[I18n-sig] XML and UTF-16

Martin v. Loewis martin@loewis.home.cs.tu-berlin.de
Fri, 1 Jun 2001 14:59:37 +0200


> > > Yes, I think this would be a good idea. I would use something along
> > > the lines of:
> > 
> > Please have a look at
> > xml.parsers.xmlproc.EntityParser.autodetect_encoding. This almost
> > follows the procedure in the XML recommendation, except that it does
> > not expect "unusual" byte orders (2134, 3412), and that it does not
> > detect EBCDIC.
> 
> I don't have a file EntityParser in the xmlproc subdir... is
> that in CVS somewhere ?

Oops, missed on level of indirection:

xml.parsers.xmlproc.xmlutils.EntityParser.autodetect_encoding

And yes, the function is only in the CVS, not in a released version
(yet).

> Could we maybe have the function autodetect_encoding at
> some higher level in PyXML ?! This is a very basic API and
> doesn't only apply to xmlproc.

We might (contributions are welcome). However, such a function would
not necessarily be usable for xmlproc: xmlproc deals with reading data
in small chunks, expecting that information may be broken at arbitrary
boundaries. For example, would you expect that the autodetection
function looks for the encoding= attribute? That may not be included
in the first fragment of data.

> I also think that it would be worthwhile adding a similar
> API to codecs.py which takes the magic ('<?xml' in this case)
> as argument and then tries to determine whether the input
> data is an ASCII superset, UTF-8 or UTF-16/32.
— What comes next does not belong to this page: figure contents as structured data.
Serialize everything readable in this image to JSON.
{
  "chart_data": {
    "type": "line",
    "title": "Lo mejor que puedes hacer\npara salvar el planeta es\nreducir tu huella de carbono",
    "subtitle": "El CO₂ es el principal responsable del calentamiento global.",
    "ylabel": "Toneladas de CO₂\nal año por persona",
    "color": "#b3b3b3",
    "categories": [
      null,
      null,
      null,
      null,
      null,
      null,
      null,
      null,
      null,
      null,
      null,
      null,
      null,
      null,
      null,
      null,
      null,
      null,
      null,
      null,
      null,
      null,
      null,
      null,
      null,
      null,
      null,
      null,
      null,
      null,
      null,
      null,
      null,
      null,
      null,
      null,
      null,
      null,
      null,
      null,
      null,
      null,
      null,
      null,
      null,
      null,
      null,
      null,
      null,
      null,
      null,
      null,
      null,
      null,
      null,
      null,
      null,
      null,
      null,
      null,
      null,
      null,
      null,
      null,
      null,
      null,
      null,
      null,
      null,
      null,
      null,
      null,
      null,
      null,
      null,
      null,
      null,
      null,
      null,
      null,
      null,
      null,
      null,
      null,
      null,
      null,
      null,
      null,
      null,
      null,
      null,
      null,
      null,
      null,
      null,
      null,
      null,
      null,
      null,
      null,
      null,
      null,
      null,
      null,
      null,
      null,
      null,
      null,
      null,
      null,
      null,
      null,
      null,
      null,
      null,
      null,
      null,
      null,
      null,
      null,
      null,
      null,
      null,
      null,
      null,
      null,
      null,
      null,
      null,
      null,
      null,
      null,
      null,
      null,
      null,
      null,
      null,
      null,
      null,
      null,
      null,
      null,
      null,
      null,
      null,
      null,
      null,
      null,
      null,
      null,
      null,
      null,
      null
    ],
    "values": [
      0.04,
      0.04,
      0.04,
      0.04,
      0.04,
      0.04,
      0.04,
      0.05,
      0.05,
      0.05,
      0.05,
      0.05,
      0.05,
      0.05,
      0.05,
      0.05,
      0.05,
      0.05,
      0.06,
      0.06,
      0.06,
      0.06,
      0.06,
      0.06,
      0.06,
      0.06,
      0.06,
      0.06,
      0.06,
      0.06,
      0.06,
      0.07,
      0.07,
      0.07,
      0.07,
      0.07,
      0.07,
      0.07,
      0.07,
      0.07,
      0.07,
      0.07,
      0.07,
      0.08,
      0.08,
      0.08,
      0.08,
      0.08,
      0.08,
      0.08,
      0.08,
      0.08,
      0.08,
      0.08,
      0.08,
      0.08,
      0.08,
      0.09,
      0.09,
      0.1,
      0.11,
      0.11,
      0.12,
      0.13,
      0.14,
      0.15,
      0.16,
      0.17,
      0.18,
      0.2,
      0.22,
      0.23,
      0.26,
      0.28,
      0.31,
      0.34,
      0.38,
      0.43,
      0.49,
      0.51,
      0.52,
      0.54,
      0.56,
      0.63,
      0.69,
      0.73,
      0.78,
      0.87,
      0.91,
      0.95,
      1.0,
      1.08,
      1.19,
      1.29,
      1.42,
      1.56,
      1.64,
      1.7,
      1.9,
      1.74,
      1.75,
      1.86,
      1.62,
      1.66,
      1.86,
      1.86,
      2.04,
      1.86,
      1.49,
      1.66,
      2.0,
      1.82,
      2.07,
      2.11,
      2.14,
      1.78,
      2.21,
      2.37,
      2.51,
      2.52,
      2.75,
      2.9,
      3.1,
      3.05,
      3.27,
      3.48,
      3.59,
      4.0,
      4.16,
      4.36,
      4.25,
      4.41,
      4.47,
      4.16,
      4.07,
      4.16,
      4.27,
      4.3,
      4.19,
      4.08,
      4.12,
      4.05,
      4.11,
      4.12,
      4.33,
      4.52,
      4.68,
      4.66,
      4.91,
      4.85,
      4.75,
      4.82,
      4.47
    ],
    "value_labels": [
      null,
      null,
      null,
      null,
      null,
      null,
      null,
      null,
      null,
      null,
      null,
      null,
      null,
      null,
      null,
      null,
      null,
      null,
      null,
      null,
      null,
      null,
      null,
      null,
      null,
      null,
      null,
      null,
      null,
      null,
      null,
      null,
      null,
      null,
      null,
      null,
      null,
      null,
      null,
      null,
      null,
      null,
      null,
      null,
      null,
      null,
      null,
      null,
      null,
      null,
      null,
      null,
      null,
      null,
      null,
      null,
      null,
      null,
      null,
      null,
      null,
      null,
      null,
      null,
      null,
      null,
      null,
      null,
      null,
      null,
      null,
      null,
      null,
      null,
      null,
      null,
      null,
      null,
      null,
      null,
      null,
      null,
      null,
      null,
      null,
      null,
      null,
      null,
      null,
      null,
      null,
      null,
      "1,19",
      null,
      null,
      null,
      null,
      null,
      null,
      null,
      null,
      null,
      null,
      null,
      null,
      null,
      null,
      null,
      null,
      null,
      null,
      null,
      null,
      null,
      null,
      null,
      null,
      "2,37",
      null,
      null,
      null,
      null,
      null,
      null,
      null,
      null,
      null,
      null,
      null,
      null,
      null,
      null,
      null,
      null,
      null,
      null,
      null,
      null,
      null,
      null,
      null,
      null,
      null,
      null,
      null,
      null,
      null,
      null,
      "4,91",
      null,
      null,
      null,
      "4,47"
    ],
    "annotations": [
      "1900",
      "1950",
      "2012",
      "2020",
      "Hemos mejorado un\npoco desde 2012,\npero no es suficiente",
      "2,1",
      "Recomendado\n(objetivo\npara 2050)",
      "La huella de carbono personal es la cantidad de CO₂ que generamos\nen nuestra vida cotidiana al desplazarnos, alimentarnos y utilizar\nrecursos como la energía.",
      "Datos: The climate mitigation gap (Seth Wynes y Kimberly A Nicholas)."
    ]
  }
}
I don't think so. Doing the XML autodetection is not terribly
complicated, and rarely needs to be done - you'd normally pass the
byte stream to an XML parser, so you would not need to care about the
encoding.

As for XML and encodings, having a convenient mechanism to extend
existing codecs to encode unknown characters as character entities is
much more important, IMO, since that is very difficult to achieve with
the existing API.

Regards,
Martin